Trois jours plus tard, Amina glissa discrètement une petite Bible en arabe entre les barreaux de ma cellule. Je la cachai sous mon matelas, terrifiée à l’idée qu’un autre gardien la découvre lors d’une ronde. Cette nuit-là, le 18 février 2019, j’ouvris la Bible pour la première fois de ma vie. Je tombai sur l’Évangile selon Luc, où Amina avait placé un petit marque-page. Je lus l’histoire de Marie, une jeune vierge visitée par un ange qui lui annonça qu’elle concevrait un enfant par le Saint-Esprit. Je lus sa peur, sa confusion et son acceptation du plan de Dieu, même si elle ne le comprenait pas pleinement.

Les similitudes avec ma situation étaient frappantes. Comme Marie, j’étais vierge et enceinte. Comme Marie, personne ne me croyait. Comme Marie, j’étais confrontée à la honte et à la mort pour quelque chose que je n’avais pas fait. La différence, c’est que Marie savait que sa grossesse venait de Dieu. Je n’avais aucune idée de l’origine de la mienne. J’ai lu toute la nuit. J’ai lu le récit de la naissance de Jésus, de son enfance et de son enseignement sur l’amour et le pardon de Dieu. J’ai lu comment il guérissait les malades, prenait soin des exclus et défendait les femmes accusées et condamnées.

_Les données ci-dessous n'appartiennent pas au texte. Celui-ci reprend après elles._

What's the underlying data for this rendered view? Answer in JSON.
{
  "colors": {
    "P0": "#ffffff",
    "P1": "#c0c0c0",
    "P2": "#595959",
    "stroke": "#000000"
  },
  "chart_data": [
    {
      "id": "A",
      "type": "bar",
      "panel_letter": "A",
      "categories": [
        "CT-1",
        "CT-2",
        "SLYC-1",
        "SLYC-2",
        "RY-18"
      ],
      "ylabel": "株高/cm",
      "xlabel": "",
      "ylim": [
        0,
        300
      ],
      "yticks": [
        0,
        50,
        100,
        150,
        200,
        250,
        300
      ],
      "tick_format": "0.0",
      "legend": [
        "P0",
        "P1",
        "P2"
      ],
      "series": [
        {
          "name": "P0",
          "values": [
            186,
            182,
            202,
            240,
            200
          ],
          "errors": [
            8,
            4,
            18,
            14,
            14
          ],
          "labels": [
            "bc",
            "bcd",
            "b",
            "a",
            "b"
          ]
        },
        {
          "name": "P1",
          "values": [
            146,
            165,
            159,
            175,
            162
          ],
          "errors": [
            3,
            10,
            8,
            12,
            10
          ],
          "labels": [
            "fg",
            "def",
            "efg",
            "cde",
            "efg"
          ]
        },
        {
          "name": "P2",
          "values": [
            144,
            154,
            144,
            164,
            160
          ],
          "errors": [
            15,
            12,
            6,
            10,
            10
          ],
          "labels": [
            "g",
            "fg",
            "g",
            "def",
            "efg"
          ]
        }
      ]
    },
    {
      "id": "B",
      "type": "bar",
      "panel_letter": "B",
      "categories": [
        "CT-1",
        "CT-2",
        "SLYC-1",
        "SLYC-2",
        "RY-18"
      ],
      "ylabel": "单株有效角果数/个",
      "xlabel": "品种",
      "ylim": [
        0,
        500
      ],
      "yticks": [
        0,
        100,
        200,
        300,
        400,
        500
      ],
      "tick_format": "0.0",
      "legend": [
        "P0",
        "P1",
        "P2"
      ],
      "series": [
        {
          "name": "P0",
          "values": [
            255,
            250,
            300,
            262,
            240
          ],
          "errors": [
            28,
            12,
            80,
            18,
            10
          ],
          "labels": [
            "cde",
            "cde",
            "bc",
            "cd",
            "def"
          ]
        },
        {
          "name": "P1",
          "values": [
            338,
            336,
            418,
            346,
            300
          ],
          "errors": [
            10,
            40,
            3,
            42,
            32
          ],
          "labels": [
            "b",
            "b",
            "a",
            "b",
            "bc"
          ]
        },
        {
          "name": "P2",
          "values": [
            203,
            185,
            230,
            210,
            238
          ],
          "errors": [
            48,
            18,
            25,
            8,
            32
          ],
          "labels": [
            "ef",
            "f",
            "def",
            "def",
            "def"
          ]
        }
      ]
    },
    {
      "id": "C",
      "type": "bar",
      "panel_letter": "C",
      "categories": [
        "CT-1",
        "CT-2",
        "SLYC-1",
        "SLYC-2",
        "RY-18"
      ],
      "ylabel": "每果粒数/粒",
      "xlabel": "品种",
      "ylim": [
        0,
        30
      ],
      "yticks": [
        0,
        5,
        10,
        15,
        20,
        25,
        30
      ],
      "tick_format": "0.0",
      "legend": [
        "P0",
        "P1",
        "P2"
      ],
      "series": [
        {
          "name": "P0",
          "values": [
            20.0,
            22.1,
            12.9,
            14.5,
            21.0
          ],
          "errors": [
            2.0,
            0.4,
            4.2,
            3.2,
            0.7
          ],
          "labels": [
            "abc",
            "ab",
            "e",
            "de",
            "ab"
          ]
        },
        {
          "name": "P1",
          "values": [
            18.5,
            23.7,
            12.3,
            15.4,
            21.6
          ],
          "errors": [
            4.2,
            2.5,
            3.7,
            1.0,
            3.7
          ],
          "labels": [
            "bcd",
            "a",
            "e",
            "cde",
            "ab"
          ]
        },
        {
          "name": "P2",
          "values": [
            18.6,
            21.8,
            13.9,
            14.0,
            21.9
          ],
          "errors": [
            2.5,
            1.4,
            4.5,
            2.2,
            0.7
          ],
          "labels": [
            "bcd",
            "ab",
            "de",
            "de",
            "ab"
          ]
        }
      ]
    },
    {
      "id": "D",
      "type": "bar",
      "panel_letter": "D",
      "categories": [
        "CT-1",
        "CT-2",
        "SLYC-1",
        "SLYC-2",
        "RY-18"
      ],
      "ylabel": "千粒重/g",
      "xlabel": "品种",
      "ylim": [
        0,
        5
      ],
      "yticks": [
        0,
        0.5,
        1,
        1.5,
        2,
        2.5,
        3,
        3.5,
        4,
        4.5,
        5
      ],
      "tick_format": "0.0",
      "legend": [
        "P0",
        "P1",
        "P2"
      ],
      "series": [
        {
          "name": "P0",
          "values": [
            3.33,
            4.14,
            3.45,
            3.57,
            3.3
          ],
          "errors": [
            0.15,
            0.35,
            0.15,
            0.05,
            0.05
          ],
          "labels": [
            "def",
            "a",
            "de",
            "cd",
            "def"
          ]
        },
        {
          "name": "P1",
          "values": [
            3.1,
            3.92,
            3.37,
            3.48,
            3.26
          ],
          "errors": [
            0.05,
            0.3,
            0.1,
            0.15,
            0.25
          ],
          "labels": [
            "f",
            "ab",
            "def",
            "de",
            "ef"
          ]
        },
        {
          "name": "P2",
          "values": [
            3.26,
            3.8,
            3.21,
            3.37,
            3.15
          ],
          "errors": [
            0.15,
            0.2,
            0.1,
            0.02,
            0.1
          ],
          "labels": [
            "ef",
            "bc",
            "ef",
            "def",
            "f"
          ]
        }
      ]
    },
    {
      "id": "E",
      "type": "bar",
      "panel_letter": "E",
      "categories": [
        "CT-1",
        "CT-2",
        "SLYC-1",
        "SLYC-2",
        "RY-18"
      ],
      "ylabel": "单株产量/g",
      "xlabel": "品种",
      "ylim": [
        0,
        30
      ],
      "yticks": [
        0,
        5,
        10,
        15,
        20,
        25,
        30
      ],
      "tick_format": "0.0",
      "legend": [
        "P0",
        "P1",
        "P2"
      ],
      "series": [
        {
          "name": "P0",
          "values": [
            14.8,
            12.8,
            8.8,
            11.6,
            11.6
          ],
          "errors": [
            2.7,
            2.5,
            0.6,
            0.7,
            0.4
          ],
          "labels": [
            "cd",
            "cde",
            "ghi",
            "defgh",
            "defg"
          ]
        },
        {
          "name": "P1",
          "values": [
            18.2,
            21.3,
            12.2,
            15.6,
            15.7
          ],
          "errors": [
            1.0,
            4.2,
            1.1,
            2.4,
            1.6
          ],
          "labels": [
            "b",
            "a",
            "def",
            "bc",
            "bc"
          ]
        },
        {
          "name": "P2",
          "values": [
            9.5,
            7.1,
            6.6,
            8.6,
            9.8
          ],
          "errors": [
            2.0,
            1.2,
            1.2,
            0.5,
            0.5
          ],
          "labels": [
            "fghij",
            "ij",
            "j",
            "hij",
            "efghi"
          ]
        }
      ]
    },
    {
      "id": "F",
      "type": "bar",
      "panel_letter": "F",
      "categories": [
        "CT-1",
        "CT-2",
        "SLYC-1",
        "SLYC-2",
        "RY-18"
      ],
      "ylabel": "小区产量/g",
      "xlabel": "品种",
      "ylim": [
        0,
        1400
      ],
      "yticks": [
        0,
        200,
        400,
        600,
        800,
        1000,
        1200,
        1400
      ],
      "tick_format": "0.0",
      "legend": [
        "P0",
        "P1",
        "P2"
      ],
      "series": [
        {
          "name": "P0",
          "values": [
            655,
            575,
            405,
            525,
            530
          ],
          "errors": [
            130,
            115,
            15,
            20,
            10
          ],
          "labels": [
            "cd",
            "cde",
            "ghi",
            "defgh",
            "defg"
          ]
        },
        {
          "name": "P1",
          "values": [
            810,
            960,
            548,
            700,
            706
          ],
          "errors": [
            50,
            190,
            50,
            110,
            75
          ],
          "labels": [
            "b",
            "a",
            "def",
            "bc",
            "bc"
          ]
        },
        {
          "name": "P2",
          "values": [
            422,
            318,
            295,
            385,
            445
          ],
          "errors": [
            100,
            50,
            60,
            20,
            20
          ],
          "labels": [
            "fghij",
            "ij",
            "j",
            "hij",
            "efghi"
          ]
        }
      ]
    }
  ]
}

Quand je suis arrivé au passage de la crucifixion de Jésus, j’ai fondu en larmes. Cet homme innocent avait été battu, moqué et exécuté pour des crimes qu’il n’avait pas commis, comme j’allais l’être moi aussi. Mais l’histoire ne s’arrêtait pas à sa mort. Trois jours plus tard, il est ressuscité, prouvant ainsi qu’il était véritablement Dieu et qu’il avait pouvoir sur la mort elle-même. Écoutez votre cœur. Avez-vous déjà lu quelque chose qui vous a donné l’impression d’avoir été écrit spécialement pour vous ? C’est ce que j’ai ressenti en lisant l’histoire de Jésus à 3 h du matin dans une cellule de prison saoudienne. Je suis tombé à genoux sur le sol en béton et j’ai fait quelque chose que je n’aurais jamais cru faire : j’ai prié Jésus au lieu d’Allah.